‘Did you get enough to eat, Katie?’ Dettie was watching the other motorists in the car park, studying their expressions as she unlocked the car. Her voice had a tiny squeak.
Katie crawled into the back seat. She tossed the colouring books and box of crayons Dettie had just bought her onto the floor. She clipped together her seatbelt and went back to folding another drooping swan from her mother’s handkerchief.
She had been quiet for hours now, and Sam couldn’t actually remember the last time she’d said anything. Even when their father had left she’d yelled and stormed around the house, and cut the hair off all her dolls. But now she was still all the time, and wouldn’t smile. He had tried playing Tic-Tac-Toe with her earlier in the car. Offered to fix her ponytail. But whenever he looked at his sister, her eyes would just drift down his face as she turned away.
‘I bet you feel better after that nice hot shower this morning,’ Dettie said, turning the key in the ignition. The strange new noise in the engine started again almost immediately, rattling somewhere behind the steering wheel.
Katie lifted her head to look out the window at a family unloading an esky from their station wagon.
Dettie coughed. ‘You know, Katie, it’s very frustrating talking to a brick wall all the time,’ she said, and peered over her shoulder to reverse out of their parking space. ‘You and I—we have a very important role in this car.’ She popped the car into gear and steered it around the service station. ‘We provide conversation. Poor Sammy can’t do it, can you, love?’ She flashed Sam a tight smile and went back to talking into the rear-vision mirror. ‘So we can’t afford to keep ignoring each other, can we?’
Katie turned towards the front of the car and peered at the approaching intersection emerging from the heat.

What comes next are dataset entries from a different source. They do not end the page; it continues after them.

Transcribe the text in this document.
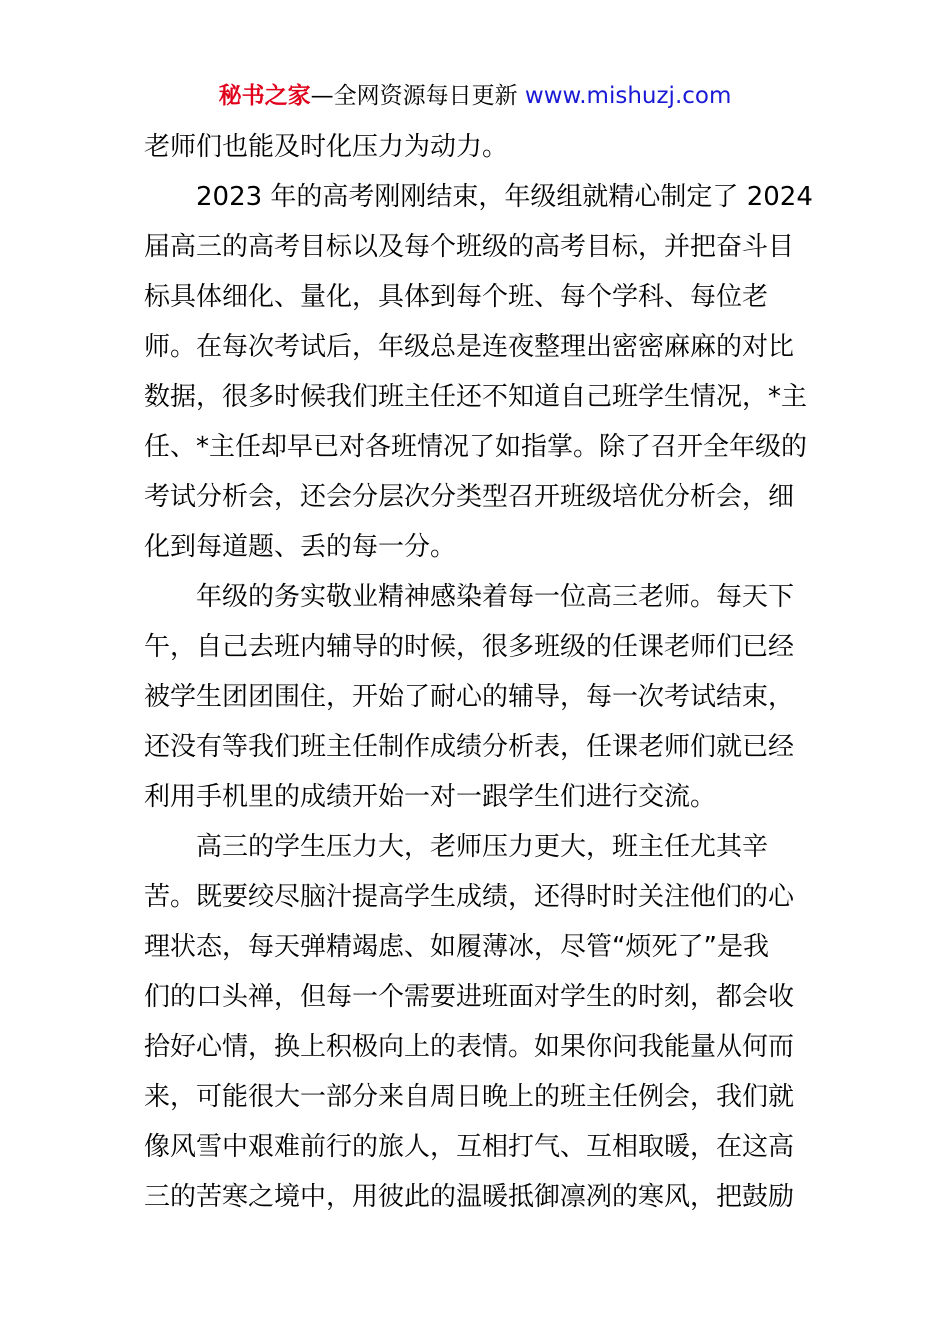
秘书之家—全网资源每日更新 www.mishuzj.com
老师们也能及时化压力为动力。
2023 年的高考刚刚结束，年级组就精心制定了 2024
届高三的高考目标以及每个班级的高考目标，并把奋斗目
标具体细化、量化，具体到每个班、每个学科、每位老
师。在每次考试后，年级总是连夜整理出密密麻麻的对比
数据，很多时候我们班主任还不知道自己班学生情况，*主
任、*主任却早已对各班情况了如指掌。除了召开全年级的
考试分析会，还会分层次分类型召开班级培优分析会，细
化到每道题、丢的每一分。
年级的务实敬业精神感染着每一位高三老师。每天下
午，自己去班内辅导的时候，很多班级的任课老师们已经
被学生团团围住，开始了耐心的辅导，每一次考试结束，
还没有等我们班主任制作成绩分析表，任课老师们就已经
利用手机里的成绩开始一对一跟学生们进行交流。
高三的学生压力大，老师压力更大，班主任尤其辛
苦。既要绞尽脑汁提高学生成绩，还得时时关注他们的心
理状态，每天弹精竭虑、如履薄冰，尽管“烦死了”是我
们的口头禅，但每一个需要进班面对学生的时刻，都会收
拾好心情，换上积极向上的表情。如果你问我能量从何而
来，可能很大一部分来自周日晚上的班主任例会，我们就
像风雪中艰难前行的旅人，互相打气、互相取暖，在这高
三的苦寒之境中，用彼此的温暖抵御凛冽的寒风，把鼓励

‘I thought we’d all forgiven one another,’ Dettie sighed. ‘Put all this silliness behind us. Were moving on.’
Katie sat up. ‘Help me.’
‘What?’ Dettie turned. ‘What was that, sweetie?’
Katie leant forward and pointed through the windscreen. ‘Help me,’ she said, louder.
When he followed her gaze, over towards the upcoming intersection, Sam could see a hitchhiker, standing at the side of the road. A weathered, brown shape among the dust and haze, with two bags lying behind his feet. But he was smiling, holding a cardboard sign that read, Help me, I’m British.